Fuentes: my.opera.com/mujerypalabra/blog

Uno de los pilares de la desigualdad entre hombres y mujeres con mayor arraigo en todas las sociedades del mundo es la división sexual del trabajo. Los partidarios de la desigualdad de género, es decir, la construcción social de la diferencia genital como elemento que otorga mayor o menor jerarquía a determinado sexo, suelen elegir […]

Uno de los pilares de la desigualdad entre hombres y mujeres con mayor arraigo en todas las sociedades del mundo es la división sexual del trabajo. Los partidarios de la desigualdad de género, es decir, la construcción social de la diferencia genital como elemento que otorga mayor o menor jerarquía a determinado sexo, suelen elegir uno de dos caminos fáciles para explicar y legitimar el trato diferenciado que se prodiga a hombres y mujeres.

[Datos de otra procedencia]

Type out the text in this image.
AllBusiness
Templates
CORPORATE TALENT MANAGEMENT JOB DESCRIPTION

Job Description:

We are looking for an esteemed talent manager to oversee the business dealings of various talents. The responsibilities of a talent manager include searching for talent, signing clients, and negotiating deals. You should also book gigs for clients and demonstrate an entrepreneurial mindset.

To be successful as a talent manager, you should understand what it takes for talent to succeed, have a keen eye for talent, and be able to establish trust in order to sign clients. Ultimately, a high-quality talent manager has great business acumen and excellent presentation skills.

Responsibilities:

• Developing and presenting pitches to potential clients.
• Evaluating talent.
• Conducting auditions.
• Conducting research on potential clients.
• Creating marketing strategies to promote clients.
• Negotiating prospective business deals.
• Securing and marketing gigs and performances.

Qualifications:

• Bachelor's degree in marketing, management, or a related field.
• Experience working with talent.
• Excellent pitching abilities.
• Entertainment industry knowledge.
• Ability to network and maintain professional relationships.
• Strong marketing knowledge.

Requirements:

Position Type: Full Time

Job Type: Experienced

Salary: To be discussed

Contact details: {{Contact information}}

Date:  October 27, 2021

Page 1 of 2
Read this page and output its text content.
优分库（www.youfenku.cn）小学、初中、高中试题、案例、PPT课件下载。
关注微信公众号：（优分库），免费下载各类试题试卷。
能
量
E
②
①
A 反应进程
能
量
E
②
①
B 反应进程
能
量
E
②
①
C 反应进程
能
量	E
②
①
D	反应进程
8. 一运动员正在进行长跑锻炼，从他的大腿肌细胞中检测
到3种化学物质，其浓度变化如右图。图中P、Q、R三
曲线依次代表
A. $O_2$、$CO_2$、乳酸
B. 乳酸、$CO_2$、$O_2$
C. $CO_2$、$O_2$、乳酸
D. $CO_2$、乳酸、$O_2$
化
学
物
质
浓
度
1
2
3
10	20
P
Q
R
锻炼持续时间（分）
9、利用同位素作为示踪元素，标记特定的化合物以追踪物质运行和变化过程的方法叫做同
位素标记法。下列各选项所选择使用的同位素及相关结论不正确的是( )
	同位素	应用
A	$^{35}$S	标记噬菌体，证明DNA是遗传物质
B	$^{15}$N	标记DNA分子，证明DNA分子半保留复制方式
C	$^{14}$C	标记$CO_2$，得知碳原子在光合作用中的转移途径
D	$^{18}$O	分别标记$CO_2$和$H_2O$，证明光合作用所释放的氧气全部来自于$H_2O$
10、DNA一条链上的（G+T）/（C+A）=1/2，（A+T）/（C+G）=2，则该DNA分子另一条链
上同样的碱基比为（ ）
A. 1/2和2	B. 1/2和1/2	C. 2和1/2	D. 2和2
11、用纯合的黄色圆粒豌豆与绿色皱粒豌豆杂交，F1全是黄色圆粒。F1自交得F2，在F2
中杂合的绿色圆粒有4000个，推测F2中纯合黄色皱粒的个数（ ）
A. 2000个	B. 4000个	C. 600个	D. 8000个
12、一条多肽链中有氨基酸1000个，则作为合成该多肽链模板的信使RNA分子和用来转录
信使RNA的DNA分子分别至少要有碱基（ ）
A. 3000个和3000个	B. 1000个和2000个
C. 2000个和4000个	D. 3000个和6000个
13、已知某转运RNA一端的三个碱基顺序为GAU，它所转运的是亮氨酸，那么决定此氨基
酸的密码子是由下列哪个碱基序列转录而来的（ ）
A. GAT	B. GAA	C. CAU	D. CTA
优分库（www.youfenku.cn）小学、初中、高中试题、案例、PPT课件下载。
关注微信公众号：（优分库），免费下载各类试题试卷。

El primero consiste en pretender naturalizar la desigualdad valiéndose de supuestos argumentos biológicos, como si los genitales definieran el temperamento y el carácter, las habilidades y torpezas, las predilecciones y los desapegos, e incluso la afinidad por determinados oficios y pasatiempos, además de la orientación sexual de las personas que, conforme a tal esquema, son consideradas «normales». Aunque persistan los debates bizantinos en torno al uso de la palabra género en español para referirse a la atribución arbitraria de características a uno u otro sexo a partir de convencionalismos socioculturales, hace decenios que disciplinas como la antropología y la sociología alrededor del mundo han integrado este componente en sus estudios y reflexiones para concluir que no hay universalidad alguna en los roles asignados a mujeres y a hombres, incluida la división del trabajo. Sin embargo, en nombre de supuestos que son poco más que invenciones socioculturales hemos perdido de vista el mosaico de la pluralidad humana para caer en generalizaciones: basta pasar un par de horas en un bar o cafetería de cualquier latitud para escuchar de ellos y ellas frases como las siguientes: «Los hombres son así por naturaleza» (sustituya así por su prejuicio favorito o el primero que le venga a la cabeza), «¿Y qué esperabas? Mujer al fin» (mentirosa, boba, astuta, dependiente emocional…), «Está en sus días, ya se le pasará» o «¿Es gay? Mira, y yo pensaba que era muy hombre» (como si la homosexualidad invalidara la genitalidad que atribuye el sexo). Olvidamos con sorprendente facilidad que la humanidad es un abanico infinito, que cada persona es única y que somos mucho más que el contenido de nuestra ropa interior y el flujo de nuestras hormonas por el torrente sanguíneo.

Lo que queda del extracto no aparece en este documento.